Climate change is one of the most serious problems we face in modern times, as it affects our lives as well as makes our future uncertain. Over the past few years, several individuals, organizations and politicians have worked to promote sustainability and raise climate change awareness. However, these efforts easily fly under the radar. Currently, there is a lack of awareness concerning the severity of the situation and purpose of these efforts. Moreover, environmentalists and activists are currently fighting a rampant trend of denying facts which is causing an air of confusion around the country surrounding topics that pertain to science. With the spread of misinformation being normalized, it is hard for the public to properly discern what to believe.

So that begs the question: Why is journalism important to climate change? Why should the media cover stories about climate change?

In a time where the world’s most powerful people are conveniently calling climate change a lie, the progress activists and scientists have made toward abating climate change is being reversed. Policies are being rolled back by this administration. Individuals are ceasing to consider their impact on the environment. The mindset of “It’s our world, we’ll use it all up if we want to” is spreading because climate change is attacked so often by influential people. Now more than ever, it is important that journalists highlight more stories on this crisis.

The field of science can often be a confusing and dry one for many. So, expecting the general public to look up climate science research, read and then analyze countless papers to understand the highly technical content is unrealistic. Investigating and analyzing data is the job of the scientist; communicating these findings through the media for the general public to comprehend is up to the journalist. If the media is going to give attention to everything the president says or every celebrity cheating scandal, then it can certainly dedicate more of its efforts to reporting on climate change. One article every once in a while is not enough. A few minutes of airtime are not enough. In order to inform the public, journalists need to sit down with climate scientists and have a real discussion about current developments and setbacks as they do with the political world. They also need to talk to lawmakers and discuss their views and plans on mitigating climate change. They need to interview advocates and hear their suggestions. They need to report on innovative alternatives to reduce carbon footprints.

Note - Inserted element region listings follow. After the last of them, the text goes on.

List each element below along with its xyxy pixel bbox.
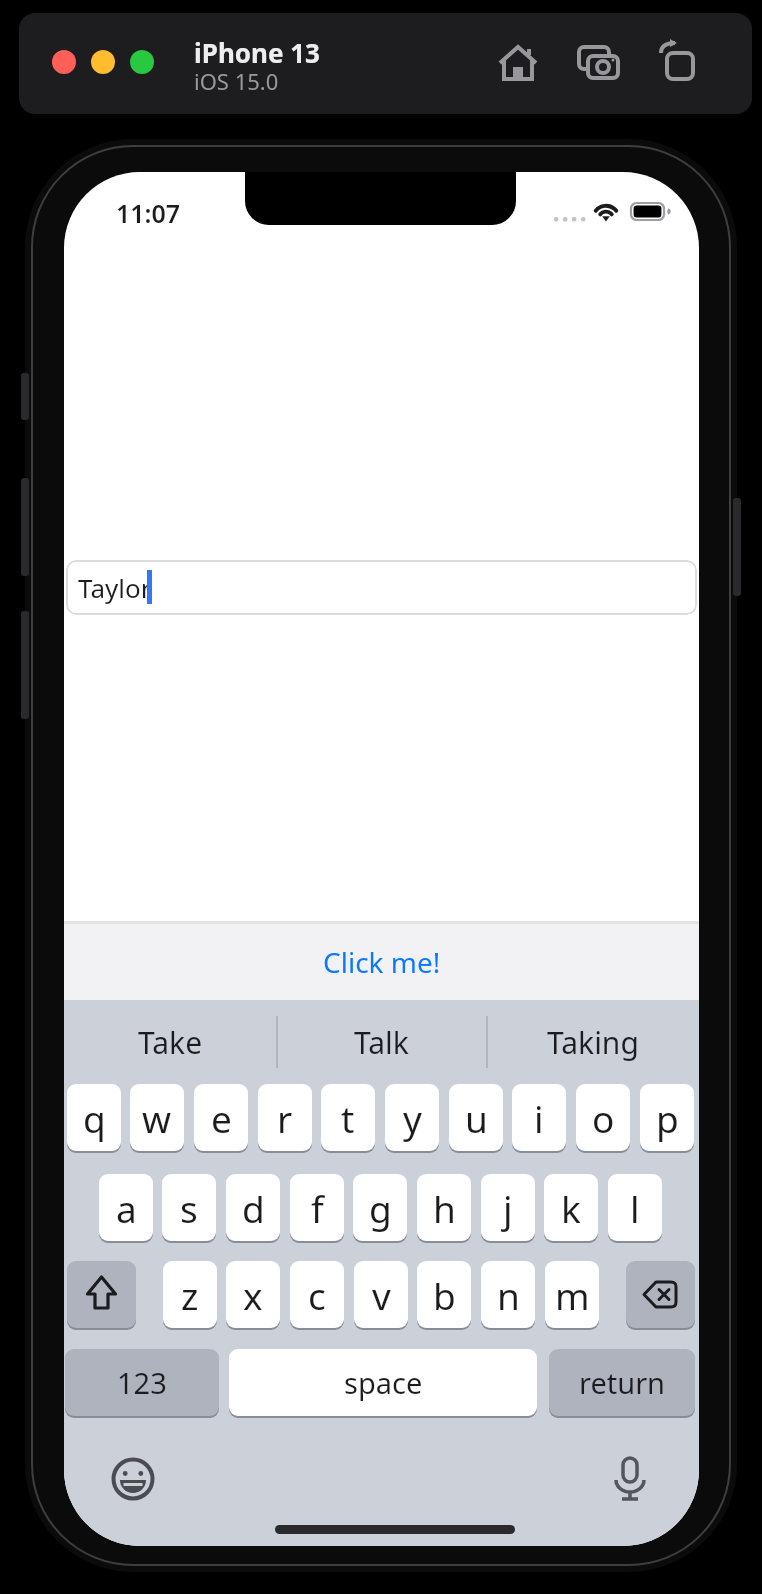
staticText: y xyxy=(403,1093,422,1143)
staticText: return xyxy=(579,1363,666,1402)
button[interactable]: i xyxy=(512,1084,566,1151)
button[interactable]: a xyxy=(99,1174,153,1241)
button[interactable] xyxy=(577,41,621,85)
button[interactable]: 123 xyxy=(65,1349,219,1416)
button[interactable] xyxy=(52,50,76,74)
staticText: b xyxy=(433,1270,456,1320)
staticText: Taylor xyxy=(78,570,152,605)
staticText: c xyxy=(308,1270,326,1320)
staticText: iOS 15.0 xyxy=(194,66,279,92)
staticText: m xyxy=(555,1270,590,1320)
button[interactable]: p xyxy=(640,1084,694,1151)
staticText: e xyxy=(211,1093,232,1143)
staticText: g xyxy=(369,1183,392,1233)
staticText: o xyxy=(592,1093,615,1143)
button[interactable]: return xyxy=(549,1349,695,1416)
button[interactable]: y xyxy=(385,1084,439,1151)
staticText: Click me! xyxy=(323,943,441,981)
button[interactable]: l xyxy=(608,1174,662,1241)
button[interactable]: Click me! xyxy=(64,924,699,1000)
staticText: t xyxy=(341,1093,355,1143)
button[interactable]: s xyxy=(162,1174,216,1241)
button[interactable]: space xyxy=(229,1349,537,1416)
button[interactable]: v xyxy=(354,1261,408,1328)
staticText: p xyxy=(656,1093,679,1143)
button[interactable]: x xyxy=(226,1261,280,1328)
button[interactable]: k xyxy=(544,1174,598,1241)
staticText: iPhone 13 xyxy=(194,35,320,65)
staticText: Talk xyxy=(354,1022,409,1063)
staticText: w xyxy=(142,1093,172,1143)
staticText: l xyxy=(630,1183,640,1233)
button[interactable]: b xyxy=(417,1261,471,1328)
button[interactable]: c xyxy=(290,1261,344,1328)
staticText: j xyxy=(503,1183,513,1233)
button[interactable]: m xyxy=(545,1261,599,1328)
button[interactable] xyxy=(626,1261,695,1328)
staticText: x xyxy=(243,1270,263,1320)
button[interactable] xyxy=(657,39,701,83)
staticText: a xyxy=(116,1183,137,1233)
staticText: k xyxy=(561,1183,581,1233)
staticText: h xyxy=(433,1183,456,1233)
button[interactable]: o xyxy=(576,1084,630,1151)
staticText: space xyxy=(344,1363,423,1402)
button[interactable]: t xyxy=(321,1084,375,1151)
staticText: Take xyxy=(138,1022,203,1063)
button[interactable] xyxy=(111,1457,155,1501)
staticText: r xyxy=(277,1093,293,1143)
button[interactable]: w xyxy=(130,1084,184,1151)
staticText: s xyxy=(180,1183,198,1233)
staticText: i xyxy=(534,1093,544,1143)
staticText: z xyxy=(181,1270,199,1320)
staticText: f xyxy=(311,1183,324,1233)
button[interactable]: j xyxy=(481,1174,535,1241)
staticText: 123 xyxy=(117,1363,167,1402)
staticText: q xyxy=(83,1093,106,1143)
button[interactable]: u xyxy=(449,1084,503,1151)
button[interactable]: f xyxy=(290,1174,344,1241)
button[interactable] xyxy=(67,1261,136,1328)
staticText: v xyxy=(372,1270,391,1320)
button[interactable] xyxy=(130,50,154,74)
button[interactable]: z xyxy=(163,1261,217,1328)
button[interactable]: n xyxy=(481,1261,535,1328)
button[interactable]: e xyxy=(194,1084,248,1151)
button[interactable] xyxy=(610,1456,650,1502)
staticText: d xyxy=(242,1183,265,1233)
button[interactable]: h xyxy=(417,1174,471,1241)
staticText: u xyxy=(465,1093,488,1143)
button[interactable]: d xyxy=(226,1174,280,1241)
staticText: Taking xyxy=(547,1022,639,1063)
button[interactable] xyxy=(496,41,540,85)
staticText: n xyxy=(497,1270,520,1320)
button[interactable]: g xyxy=(353,1174,407,1241)
button[interactable]: q xyxy=(67,1084,121,1151)
button[interactable]: Taylor xyxy=(66,560,697,615)
button[interactable]: r xyxy=(258,1084,312,1151)
button[interactable] xyxy=(91,50,115,74)
staticText: 11:07 xyxy=(116,196,181,228)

There are endless scientific investigations that have reported evidence supporting climate change. Daily, we see examples of the side effects of climate change, such as extreme weather phenomena and rising global temperatures, yet aren’t given information as to why they are occurring. These issues don’t get enough air time during the news and rarely get a spot on the front page of newspapers, even though lives are being affected. Last year, lives were lost during the latest extreme weather phenomena in the Midwest during the Polar Vortex, but the headlines were mostly announcing the death toll. Rarely did we see any media outlets cover why this vortex was occurring or explain the science behind it. In 2017, Hurricane Maria was all over the news days after the storm — but most news outlets were covering the conflict between President Trump and San Juan Mayor Carmen Yulín Cruz. Will the general public really understand the consequences of climate change if the science behind those consequences isn’t reported?

Katrina vanden Heuvel wrote for The Washington Post, “We try to cover what is important, but that’s not always easy — especially when much of the media privileges stories with the biggest shock factor.” This rings true, especially in recent times, where the political landscape is extremely divided and climate change has become a partisan issue. However, its effects are not partisan. The consequences of this environmental emergency will affect public health, the economy, businesses and our lifestyles, among many other aspects. If the public doesn’t understand this, then there is no hope in abating climate change.

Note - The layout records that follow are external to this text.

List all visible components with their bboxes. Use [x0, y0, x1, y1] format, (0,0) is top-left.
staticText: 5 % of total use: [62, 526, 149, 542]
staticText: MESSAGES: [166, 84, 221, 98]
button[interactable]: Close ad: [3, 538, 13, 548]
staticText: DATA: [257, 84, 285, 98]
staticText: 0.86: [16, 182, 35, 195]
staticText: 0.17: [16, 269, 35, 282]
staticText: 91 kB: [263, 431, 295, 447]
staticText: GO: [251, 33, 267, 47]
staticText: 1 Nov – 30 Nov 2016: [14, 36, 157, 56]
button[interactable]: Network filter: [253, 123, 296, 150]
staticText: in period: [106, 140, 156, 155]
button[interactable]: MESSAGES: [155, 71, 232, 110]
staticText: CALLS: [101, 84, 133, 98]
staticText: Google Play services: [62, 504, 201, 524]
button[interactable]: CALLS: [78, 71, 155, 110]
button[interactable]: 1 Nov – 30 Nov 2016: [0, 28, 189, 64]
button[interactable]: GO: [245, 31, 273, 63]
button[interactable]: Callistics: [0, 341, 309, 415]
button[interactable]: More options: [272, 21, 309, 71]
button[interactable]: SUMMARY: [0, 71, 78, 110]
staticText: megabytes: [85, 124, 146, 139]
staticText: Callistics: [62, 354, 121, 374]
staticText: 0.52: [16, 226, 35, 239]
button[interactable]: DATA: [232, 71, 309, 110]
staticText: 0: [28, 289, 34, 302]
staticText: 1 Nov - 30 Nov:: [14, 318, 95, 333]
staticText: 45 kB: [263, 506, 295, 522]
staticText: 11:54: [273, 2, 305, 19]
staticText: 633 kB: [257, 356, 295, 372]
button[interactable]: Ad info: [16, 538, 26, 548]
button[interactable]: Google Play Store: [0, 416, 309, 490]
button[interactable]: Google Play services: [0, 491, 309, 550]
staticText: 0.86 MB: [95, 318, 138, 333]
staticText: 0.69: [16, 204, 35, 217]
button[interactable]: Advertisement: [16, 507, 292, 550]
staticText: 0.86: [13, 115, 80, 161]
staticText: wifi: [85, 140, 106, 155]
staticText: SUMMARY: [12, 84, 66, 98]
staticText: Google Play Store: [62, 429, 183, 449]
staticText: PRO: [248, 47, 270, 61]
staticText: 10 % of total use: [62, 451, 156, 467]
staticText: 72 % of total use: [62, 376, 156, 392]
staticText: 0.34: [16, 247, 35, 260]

This is where journalists should step in. It is important for journalists to cover all news pertaining to the environment because it can contribute to creating consciousness on this topic in times where there is a lot of doubt being sewn in regard to climate science. If the public has easy access to news on climate change’s imminent and future consequences, citizens will quickly realize the importance of living sustainably and be incentivized to reduce their carbon footprint. It could make the public rally and protest for action from lawmakers and could result in profound changes that would be seen across industries and lifestyles.

There is certainly an abundance of misinformation and a lack of information on the topic of climate change. Some likely only know the Earth is getting warmer, but do not understand that events like Hurricane Irma and Hurricane Maria in 2017 are going to become more frequent. Others might know it’s important to recycle, but may not know that a large amount of the plastic waste we produce is ending up in the oceans and affecting vital species. Some might have noticed that winters are getting harsher, but have no idea that they will also be getting longer.

The accessibility of information is essential to manage any crisis no matter the subject matter, so it is only natural to need journalists to actually report the information. Climate scientists, climate change advocates and environmentally-conscious politicians are all necessary to fight climate change, but let us not underestimate the role a journalist can play in this same fight. In times like these, information truly is power.